Paulo Bernardo informou que o governo negociará os cortes com o relator da proposta orçamentária, deputado José Pimentel (PT-CE), que pretende concluir seu trabalho em meados de fevereiro. Até lá, revelou o ministro, as contratações de funcionários públicos e a concessão de reajustes salariais estão suspensos. A única exceção diz respeito ao Ministério Público Federal, que pretende criar 2.295 novas vagas em 2008.

"Enquanto não resolvermos toda a equação, não tomaremos medidas para aumentar gastos. Há casos de concursos que já foram pactuados com o Ministério Público, já assinamos termos, mas, sobre o restante, precisamos equacionar o Orçamento, equilibrar receitas e despesas", observou Paulo Bernardo.

No ano passado, o governo anunciou a disposição de contratar, para os três poderes e o Ministério Público, 56.348 novos funcionários. Em cinco anos de gestão, o governo Lula já contratou quase 100 mil servidores. "Não posso falar em aumento de gastos com um rombo de R$ 40 bilhões para administrar", reconheceu o ministro, referindo-se ao total da perda de receita da CPMF em um ano.

Enquanto o Orçamento não for aprovado, o governo gastará 1/12 da proposta orçamentária enviada ao Congresso, mas encontrou uma brecha para tocar os investimentos que julga prioritários, principalmente, os que estão previstos no PAC - a rubrica "restos a pagar", que não entra no cálculo do 1/12. Nessa rubrica, o governo incluiu R$ 41 bilhões, o maior montante de "restos a pagar" da história, segundo informou o ministro do Planejamento.

No fim do ano passado, o governo, já tendo sofrido a derrota da extinção da CPMF, acelerou a autorização de gastos (empenhos de despesas), cujos pagamentos só acontecerão em 2008, por meio da rubrica "restos a pagar". Em 2007, o governo liberou R$ 16 bilhões para essa rubrica. Do total, R$ 10,2 bilhões para pagar investimentos e o restante, para despesas de custeio. Segundo Paulo Bernardo, há "restos a pagar" acumulados de orçamentos de anos anteriores a 2007.

O ministro disse que o governo respeitará o acordo feito com as centrais sindicais, no fim de 2006, referente à regra de correção do salário mínimo até 2010. Por essa regra, o mínimo é reajustado com base na inflação do ano anterior e do Produto Interno Bruto (PIB) de dois anos antes.
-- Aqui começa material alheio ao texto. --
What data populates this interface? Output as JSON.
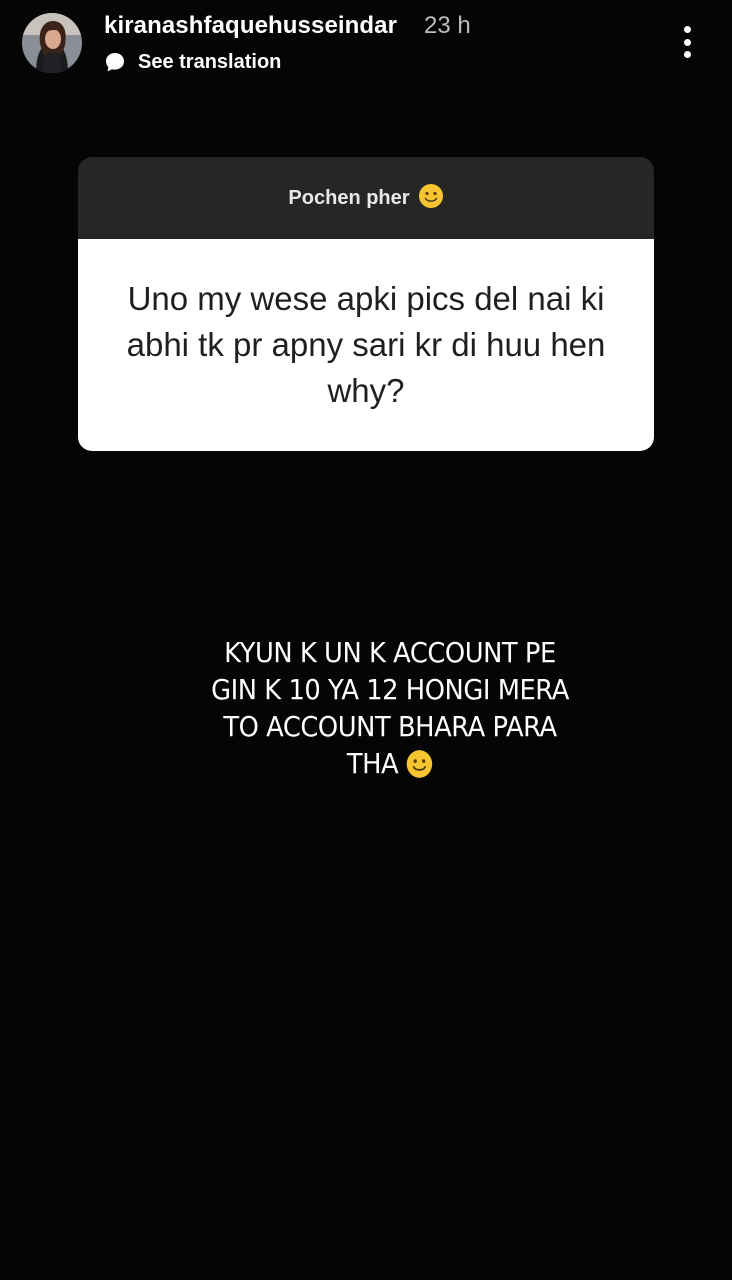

Se o IPCA fechar 2007 com variação de 4,36%, segundo expectativa média do mercado, o salário mínimo deverá ter reajuste de 8,3% neste ano, passando a valer cerca de R$ 411. "Temos acordos com as centrais sindicais e vamos respeitá-los", assegurou Bernardo.

O ministro contou que partiu do ministro da Fazenda, Guido Mantega, a idéia de anunciar, logo no primeiro dia útil do ano, aumento de impostos e corte de despesas para compensar a perda da CPMF. A preocupação de Mantega foi com a reação dos mercados à falta de resposta do governo ao "problema fiscal" criado pelo fim da cobrança da contribuição. Em reunião no Palácio do Planalto, na sexta-feira, o ministro da Fazenda convenceu o presidente Lula a antecipar as medidas.

"Havia o risco de elevação dos juros futuros e a expectativa dos empresários, do mercado financeiro e dos consumidores de que o governo faria algo", ponderou Bernardo. O ministro criticou a oposição, que se sentiu "traída" e reagiu às medidas ameaçando não votar o Orçamento de 2008.

"Está dentro do marco democrático eles (a oposição) criarem dificuldades, anunciarem que vão atrapalhar e votar contra o governo. Eles fazem isso e nós temos que fazer a outra parte, que é manter o equilíbrio do orçamento, o superávit fiscal, tranqüilizar o país. Não pode é ter inversão de papéis. Não pode é a oposição querer governar o país, principalmente, lá da praia", ironizou Paulo Bernardo.